No coincidence that US fossil fuel and climate science denial linked think tanks (Koch Network) promote dumbing down of education, while attacking ‘elites’ and ‘experts’, via indirect jabs at ‘Bloom’s Taxonomy’ i.e. knowledge, understanding, application, analysis, evaluation and synthesis or creativity.
Like locally, powers that be prefer the bottom three skills for employment and ‘following orders’, but have strong antipathy towards higher levels skills and empower citizens.
> “The head and deputy head of the foreign intelligence branch of Russia’s Federal Security Bureau had been arrested for giving dud advice on the invasion.”

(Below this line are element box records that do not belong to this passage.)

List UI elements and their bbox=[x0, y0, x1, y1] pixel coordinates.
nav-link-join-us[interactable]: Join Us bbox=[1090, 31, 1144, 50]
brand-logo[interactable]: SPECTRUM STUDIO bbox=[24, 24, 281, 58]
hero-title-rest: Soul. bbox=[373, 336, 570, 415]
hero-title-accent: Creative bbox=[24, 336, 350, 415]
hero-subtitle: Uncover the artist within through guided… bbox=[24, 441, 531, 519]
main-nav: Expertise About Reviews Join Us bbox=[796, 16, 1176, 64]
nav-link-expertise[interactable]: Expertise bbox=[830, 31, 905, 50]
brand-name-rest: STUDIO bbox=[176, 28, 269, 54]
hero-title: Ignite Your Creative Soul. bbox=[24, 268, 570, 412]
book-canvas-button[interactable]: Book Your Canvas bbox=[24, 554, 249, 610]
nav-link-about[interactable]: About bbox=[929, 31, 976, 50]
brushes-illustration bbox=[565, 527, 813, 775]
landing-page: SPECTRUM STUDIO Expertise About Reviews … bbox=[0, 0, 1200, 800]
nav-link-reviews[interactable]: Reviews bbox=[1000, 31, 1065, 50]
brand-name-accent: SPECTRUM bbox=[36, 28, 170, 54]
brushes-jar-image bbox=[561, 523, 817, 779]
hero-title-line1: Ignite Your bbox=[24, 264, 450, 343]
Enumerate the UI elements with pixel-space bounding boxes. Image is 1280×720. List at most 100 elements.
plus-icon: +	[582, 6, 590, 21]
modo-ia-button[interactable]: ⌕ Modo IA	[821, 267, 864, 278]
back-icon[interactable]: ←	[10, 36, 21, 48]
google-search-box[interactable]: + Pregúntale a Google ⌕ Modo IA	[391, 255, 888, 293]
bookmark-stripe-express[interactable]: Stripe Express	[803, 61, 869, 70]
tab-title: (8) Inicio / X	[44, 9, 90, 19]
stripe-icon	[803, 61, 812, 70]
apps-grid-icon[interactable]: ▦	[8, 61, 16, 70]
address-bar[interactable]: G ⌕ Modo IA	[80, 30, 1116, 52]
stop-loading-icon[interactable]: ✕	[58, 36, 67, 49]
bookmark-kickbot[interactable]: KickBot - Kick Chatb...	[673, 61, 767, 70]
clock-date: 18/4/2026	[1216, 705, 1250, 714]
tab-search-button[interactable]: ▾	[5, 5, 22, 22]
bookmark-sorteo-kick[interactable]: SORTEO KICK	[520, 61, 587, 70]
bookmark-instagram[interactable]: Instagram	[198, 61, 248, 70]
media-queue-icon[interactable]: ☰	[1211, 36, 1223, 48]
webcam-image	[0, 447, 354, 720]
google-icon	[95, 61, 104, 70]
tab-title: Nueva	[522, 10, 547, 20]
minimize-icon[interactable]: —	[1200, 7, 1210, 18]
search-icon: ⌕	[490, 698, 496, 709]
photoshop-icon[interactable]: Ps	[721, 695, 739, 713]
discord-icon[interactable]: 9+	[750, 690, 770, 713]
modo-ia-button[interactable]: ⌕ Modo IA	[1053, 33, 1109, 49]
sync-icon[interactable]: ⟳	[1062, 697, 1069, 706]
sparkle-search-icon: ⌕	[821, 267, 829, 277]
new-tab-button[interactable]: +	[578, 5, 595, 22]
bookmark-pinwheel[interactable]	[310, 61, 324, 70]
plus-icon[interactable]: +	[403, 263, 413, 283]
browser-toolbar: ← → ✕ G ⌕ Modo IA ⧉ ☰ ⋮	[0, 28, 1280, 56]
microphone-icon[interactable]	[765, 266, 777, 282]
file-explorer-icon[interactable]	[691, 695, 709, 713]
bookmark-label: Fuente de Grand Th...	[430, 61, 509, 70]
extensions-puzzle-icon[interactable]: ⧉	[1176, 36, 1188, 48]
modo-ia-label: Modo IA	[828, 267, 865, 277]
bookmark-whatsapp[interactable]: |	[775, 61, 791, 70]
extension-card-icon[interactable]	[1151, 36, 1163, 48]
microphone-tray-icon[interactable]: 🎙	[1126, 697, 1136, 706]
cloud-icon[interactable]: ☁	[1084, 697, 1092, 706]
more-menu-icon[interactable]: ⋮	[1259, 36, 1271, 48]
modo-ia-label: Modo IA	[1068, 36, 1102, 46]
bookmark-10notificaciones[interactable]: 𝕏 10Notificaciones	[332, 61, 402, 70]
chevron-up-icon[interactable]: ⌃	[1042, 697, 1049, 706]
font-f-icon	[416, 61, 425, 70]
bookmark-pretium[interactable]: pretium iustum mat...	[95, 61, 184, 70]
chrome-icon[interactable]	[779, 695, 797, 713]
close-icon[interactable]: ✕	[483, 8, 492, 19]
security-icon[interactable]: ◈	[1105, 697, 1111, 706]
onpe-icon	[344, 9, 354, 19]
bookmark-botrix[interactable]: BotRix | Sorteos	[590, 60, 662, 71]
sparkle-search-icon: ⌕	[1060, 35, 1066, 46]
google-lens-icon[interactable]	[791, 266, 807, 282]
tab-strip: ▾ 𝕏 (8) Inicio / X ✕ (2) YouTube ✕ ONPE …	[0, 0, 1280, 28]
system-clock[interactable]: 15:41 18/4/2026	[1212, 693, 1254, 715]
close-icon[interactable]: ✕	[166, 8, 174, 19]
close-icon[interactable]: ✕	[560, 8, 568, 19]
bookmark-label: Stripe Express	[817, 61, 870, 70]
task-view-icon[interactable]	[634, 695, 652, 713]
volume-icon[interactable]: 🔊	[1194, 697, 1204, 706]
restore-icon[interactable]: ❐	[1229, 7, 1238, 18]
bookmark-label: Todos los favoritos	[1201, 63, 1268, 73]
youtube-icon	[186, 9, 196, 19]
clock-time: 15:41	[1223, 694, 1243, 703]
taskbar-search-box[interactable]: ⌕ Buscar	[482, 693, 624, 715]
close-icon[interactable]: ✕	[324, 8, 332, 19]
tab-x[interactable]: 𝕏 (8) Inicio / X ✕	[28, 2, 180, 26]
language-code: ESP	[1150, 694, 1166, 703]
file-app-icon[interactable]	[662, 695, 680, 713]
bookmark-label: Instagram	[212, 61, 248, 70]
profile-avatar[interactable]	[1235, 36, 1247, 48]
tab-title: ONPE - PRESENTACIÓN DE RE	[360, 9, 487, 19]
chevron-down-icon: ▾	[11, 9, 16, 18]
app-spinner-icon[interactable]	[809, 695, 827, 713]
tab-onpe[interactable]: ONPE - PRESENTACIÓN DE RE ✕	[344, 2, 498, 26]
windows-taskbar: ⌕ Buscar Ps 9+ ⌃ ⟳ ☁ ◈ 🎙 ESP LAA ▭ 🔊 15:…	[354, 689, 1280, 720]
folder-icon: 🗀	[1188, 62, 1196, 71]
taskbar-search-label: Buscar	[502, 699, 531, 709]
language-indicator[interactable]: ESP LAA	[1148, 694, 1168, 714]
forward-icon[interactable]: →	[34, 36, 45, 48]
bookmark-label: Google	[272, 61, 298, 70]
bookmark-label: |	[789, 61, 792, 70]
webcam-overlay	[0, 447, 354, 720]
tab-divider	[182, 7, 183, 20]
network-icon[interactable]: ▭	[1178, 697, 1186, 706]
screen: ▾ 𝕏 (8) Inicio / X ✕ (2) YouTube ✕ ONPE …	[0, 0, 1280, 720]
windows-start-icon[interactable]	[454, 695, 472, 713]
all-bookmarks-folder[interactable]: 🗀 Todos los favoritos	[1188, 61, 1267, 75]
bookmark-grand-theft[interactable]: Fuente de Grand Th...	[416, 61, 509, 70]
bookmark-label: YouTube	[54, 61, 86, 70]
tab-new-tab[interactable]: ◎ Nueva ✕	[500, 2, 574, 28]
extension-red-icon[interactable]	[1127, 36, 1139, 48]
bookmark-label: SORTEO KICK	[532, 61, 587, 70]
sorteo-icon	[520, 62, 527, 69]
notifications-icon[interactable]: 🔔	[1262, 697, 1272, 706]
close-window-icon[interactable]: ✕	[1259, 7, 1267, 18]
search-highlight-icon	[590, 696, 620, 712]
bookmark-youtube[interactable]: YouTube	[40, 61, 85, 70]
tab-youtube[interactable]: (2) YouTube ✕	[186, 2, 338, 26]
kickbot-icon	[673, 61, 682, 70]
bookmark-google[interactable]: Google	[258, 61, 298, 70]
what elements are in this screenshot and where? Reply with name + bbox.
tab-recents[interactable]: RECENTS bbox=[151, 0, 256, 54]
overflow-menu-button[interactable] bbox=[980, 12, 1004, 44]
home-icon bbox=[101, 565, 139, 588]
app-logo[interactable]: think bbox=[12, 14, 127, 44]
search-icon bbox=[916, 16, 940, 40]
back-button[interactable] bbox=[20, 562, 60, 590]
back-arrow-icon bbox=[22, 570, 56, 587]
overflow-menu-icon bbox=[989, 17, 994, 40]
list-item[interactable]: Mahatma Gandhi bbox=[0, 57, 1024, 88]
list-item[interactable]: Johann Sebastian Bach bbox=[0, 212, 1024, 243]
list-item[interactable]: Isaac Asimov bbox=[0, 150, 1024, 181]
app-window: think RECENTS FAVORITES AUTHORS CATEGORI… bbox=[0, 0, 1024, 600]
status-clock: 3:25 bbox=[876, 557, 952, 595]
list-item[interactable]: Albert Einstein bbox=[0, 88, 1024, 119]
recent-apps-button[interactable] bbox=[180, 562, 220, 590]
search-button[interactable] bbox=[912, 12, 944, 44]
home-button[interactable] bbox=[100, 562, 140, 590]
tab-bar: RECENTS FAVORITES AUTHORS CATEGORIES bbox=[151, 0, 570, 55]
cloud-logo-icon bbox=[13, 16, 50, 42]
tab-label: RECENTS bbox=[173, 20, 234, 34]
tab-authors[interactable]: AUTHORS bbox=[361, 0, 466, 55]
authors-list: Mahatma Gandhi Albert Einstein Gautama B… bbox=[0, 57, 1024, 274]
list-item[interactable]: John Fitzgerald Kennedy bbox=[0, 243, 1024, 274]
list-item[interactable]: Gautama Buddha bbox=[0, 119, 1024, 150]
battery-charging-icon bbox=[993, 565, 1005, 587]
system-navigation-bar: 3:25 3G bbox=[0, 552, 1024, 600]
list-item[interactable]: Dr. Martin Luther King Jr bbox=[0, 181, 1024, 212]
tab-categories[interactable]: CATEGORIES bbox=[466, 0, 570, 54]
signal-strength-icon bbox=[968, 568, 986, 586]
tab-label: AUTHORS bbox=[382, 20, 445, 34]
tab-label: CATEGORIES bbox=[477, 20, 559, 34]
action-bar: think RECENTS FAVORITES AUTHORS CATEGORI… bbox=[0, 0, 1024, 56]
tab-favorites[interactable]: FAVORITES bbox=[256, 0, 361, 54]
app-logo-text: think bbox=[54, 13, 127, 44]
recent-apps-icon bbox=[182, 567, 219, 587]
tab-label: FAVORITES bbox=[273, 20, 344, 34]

I have seen a Twitter thread by a translator purporting to be Igor Sushko (so information quality could be low) that the FSB before the war was asked to run through various hypothetical scenarios not related to an attack on Ukraine. As check-boxes for bureaucrats the result had to be positive for Russia. They were NOT told there would be war – it was concealed from everyone, so they could not prepare any significant intelligence. The FSB is of course being blamed for the lack of accurate intelligence.
Additionally, the Chechnyan leader Kadyrov was angry with Putin because his team sent in to kidnap/ kill Zelenskyy was “absolutely demolished before they even had a chance to fight and they got blown to pieces“.
Furthermore, even if they kill Zelenskyy, occupation would be difficult at best and a regular puppet government would be dismantled as soon as most Russian forces withdrew. There would even be difficulties choosing a puppet governor, with no clear candidate being satisfactory.
Further issues are
Read the same, was interesting and plausible in that it was more about the longstanding and ingrained dynamics of the bureaucracy, authority, information and decision making, without making many explicit claims of the moment.
LOL, when we close down RT, it is good. When Putin close media outlets financed by the West, it is bad. Do you know why? Because we are the good guys, and we have the right stuff. Hoo-ha!